野球とプロレスを普及させることで、テレビというマスメディアの化け物を創って来たアメリカとその餌食になった日本。
わたしは、ヨーロッパにも長く住んでいるので、わかるのですが、もちろん人間ですからお金に対する欲は、ヨーロッパの人たちにもあります。
しかし、金の亡者は余り見かけません。
金の亡者を多く見かけるのは、やはりアメリカと日本です。
何故かと申しますと、マスメディアの化け物であるテレビ文化の違いだと思われます。
特にプロスポーツの発展にテレビが大きく加担しているのが、アメリカと日本です。
そして、拝金主義化に大きく寄与して来たのが、テレビであり、テレビの普及によりマス化したスポーツや娯楽(映画や歌の世界)で以って、わたしたちを洗脳して来た化け物が支配する国が、アメリカであり日本であるのです。

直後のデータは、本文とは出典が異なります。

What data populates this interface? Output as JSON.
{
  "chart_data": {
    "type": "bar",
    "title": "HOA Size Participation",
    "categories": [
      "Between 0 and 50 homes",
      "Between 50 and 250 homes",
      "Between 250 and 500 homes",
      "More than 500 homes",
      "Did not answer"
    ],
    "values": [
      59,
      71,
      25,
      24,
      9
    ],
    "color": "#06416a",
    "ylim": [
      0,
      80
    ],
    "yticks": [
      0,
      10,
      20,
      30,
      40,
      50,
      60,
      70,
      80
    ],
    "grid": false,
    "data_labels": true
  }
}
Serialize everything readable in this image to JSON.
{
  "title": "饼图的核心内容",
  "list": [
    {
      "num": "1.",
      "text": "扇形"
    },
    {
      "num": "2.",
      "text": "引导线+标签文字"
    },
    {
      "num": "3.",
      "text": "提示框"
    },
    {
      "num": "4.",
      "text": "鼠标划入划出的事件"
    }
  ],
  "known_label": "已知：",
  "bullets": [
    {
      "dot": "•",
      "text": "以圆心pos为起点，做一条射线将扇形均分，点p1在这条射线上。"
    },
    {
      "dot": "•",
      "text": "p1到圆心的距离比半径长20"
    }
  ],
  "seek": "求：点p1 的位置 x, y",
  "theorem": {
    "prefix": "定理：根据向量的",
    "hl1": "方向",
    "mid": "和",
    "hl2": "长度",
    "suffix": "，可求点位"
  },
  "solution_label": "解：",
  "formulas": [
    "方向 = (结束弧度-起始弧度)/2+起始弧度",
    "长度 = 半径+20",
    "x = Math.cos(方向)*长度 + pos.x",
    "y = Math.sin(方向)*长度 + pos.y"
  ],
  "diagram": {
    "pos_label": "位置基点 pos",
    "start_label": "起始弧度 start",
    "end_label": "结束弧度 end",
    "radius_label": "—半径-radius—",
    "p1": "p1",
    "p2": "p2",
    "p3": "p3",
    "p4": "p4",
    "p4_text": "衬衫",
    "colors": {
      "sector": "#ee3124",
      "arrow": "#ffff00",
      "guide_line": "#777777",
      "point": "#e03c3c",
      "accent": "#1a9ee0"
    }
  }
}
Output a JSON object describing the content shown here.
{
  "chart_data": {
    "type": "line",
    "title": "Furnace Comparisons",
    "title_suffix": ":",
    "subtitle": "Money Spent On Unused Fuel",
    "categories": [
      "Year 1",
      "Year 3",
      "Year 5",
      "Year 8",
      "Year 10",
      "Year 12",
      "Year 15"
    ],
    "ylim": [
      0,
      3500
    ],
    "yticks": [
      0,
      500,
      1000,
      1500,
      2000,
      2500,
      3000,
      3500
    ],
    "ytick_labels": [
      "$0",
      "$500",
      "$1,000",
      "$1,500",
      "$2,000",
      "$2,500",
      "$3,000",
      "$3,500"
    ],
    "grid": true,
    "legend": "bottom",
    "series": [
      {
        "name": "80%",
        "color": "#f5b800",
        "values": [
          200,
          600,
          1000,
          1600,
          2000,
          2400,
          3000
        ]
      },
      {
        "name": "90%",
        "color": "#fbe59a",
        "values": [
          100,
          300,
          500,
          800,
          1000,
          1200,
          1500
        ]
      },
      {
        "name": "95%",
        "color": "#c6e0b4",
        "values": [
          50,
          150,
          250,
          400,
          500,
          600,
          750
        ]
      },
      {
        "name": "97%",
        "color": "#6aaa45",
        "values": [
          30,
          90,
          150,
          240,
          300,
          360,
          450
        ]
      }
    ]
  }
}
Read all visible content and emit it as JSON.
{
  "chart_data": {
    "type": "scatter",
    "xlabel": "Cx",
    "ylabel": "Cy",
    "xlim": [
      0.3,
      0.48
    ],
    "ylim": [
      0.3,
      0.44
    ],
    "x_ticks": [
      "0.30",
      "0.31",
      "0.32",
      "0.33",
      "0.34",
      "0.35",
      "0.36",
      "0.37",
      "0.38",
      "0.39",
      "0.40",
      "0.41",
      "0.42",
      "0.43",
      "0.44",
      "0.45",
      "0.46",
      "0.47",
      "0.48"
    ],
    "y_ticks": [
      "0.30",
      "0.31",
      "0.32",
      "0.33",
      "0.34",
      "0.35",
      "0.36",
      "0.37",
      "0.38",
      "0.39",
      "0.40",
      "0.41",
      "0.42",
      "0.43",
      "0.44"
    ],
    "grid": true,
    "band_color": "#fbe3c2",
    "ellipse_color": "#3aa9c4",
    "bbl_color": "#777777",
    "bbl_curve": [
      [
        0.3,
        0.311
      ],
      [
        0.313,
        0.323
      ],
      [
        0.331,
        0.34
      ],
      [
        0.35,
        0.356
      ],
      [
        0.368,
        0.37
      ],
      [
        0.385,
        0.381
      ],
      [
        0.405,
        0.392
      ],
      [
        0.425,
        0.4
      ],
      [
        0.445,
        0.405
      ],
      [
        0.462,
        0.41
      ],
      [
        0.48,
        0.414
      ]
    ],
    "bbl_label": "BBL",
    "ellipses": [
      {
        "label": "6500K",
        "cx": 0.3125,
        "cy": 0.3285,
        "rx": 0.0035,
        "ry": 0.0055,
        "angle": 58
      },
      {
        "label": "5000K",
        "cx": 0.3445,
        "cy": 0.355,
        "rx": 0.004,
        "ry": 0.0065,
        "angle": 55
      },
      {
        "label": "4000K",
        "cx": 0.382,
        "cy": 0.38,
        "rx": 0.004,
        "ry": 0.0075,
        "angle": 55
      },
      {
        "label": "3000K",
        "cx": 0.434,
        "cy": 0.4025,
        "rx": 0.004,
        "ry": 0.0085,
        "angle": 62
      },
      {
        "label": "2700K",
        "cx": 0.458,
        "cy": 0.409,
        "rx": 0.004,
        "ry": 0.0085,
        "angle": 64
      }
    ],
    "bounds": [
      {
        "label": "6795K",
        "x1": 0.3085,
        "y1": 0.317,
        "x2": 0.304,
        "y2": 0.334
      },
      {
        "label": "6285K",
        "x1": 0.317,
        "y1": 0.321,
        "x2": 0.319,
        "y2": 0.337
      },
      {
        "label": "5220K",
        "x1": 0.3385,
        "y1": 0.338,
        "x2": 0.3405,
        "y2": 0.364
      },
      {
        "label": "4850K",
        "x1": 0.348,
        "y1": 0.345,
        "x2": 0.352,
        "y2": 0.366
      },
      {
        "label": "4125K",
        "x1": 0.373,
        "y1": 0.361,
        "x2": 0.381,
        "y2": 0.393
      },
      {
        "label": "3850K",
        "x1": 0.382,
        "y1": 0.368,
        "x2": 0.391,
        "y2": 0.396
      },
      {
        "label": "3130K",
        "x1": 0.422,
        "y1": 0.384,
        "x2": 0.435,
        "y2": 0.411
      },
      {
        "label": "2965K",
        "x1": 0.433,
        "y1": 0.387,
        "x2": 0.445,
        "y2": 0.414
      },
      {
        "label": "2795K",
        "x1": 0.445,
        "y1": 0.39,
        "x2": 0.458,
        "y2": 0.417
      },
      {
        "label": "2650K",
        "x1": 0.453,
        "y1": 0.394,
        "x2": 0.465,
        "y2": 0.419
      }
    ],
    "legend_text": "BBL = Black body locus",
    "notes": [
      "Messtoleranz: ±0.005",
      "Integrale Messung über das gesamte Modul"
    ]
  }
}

拝金主義のモンスターにされてしまったわたしたち日本人の行く方はどこなのでしょうか。
その指標は今のアメリカに見られます。
クレジットカード破産者が数百万人もいるアメリカ。
わたしたちも、あと10年の間に、娯楽とスポーツに汚染された拝金主義社会の中で、個人破産者が激増することになるでしょう。
それを回避するには、
1)テレビ社会を葬ること(テレビを一切見ないこと)
2)クレジットカードを今すぐ棄てること
とりあえずの処方箋は、この二つを実行することです。